Outside of code contributions, I want to thank all of the organizations and individuals who helped pull together this massive effort including all of the Autoware Foundation member organizations. Thank you all and we hope to see you in the Autonomy Software Working Group meetings!


Awesome, congrats on the milestone!

Some questions popping up:

  • Pure Pursuit control algorithm with Ackermann-style vehicle support

Any insights on how this is different from [Nav2] New Controller Plugin: Regulated Pure Pursuit!?

  • Velodyne 3D lidar driver (from scratch)

So is this one better that the ‘standard’ driver available in ROS?
If it’s better, why was the current one not upgraded?
If it’s worse, well eehm…
If it’s simply different because of your special needs. I’m quite curious to the why.

@Timple To answer your questions:

  1. I have not looked closely at Nav2. I’ve been meaning to meet with Steve but just haven’t had time.
  2. The Autoware.Auto Velodyne driver was re-written from scrach by See this blog post for an in-depth description of why and how the driver was written.
  3. As far as comparing the two drivers, they both perform the same basic functions but the community driver (of which I am the maintainer) has significantly more features included in the driver (introducing bloat) and is built on Linux-specifc networking APIs whereas the Autoware.Auto version is built on Boost::asio (cross-platform) and produces an un-modified point cloud from the raw data. The amount of re-work required to get the community driver to perform similarly and maintain the existing feature set was too large to undertake when this driver was developed. The likely plan is that we will release the Autoware.Auto driver as a separate, “slimmed-down” driver that will either replace or exist in parallel with the community driver.

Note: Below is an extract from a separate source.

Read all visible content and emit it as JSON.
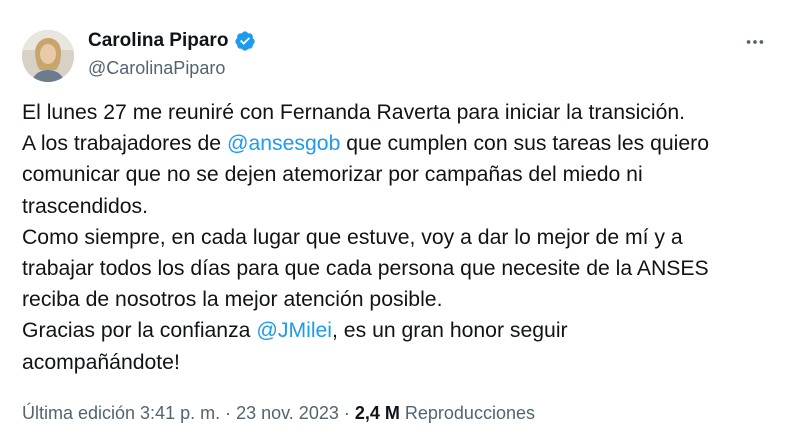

It’s not really worth getting into here, but yes, there are a number of differences. Functionally though, for an ackermann style robot for street navigation, it doesn’t matter.

The majority of the changes are far more impactful for smaller-scale use like robots and contains a variety of additional features to support non-ackermann robots (differential, omnidirectional, etc). If you have a car, use Autoware’s. If you have anything else, use Nav2’s.

1 Like

All clear, thanks for the elaborate answers both!

@JWhitleyWork FYI.
Autoware.Auto 1.0.0 is not found (404).

This has been corrected. The release had to be temporarily removed due to an oversight described in this ticket. However, the issue has been resolved and the release has been re-added. Once this CI job is done, the arm64 ade images will also be available for the release.

That blog post “Porting Algorithms from ROS 1 to ROS 2” was a great read! Thanks for the tip.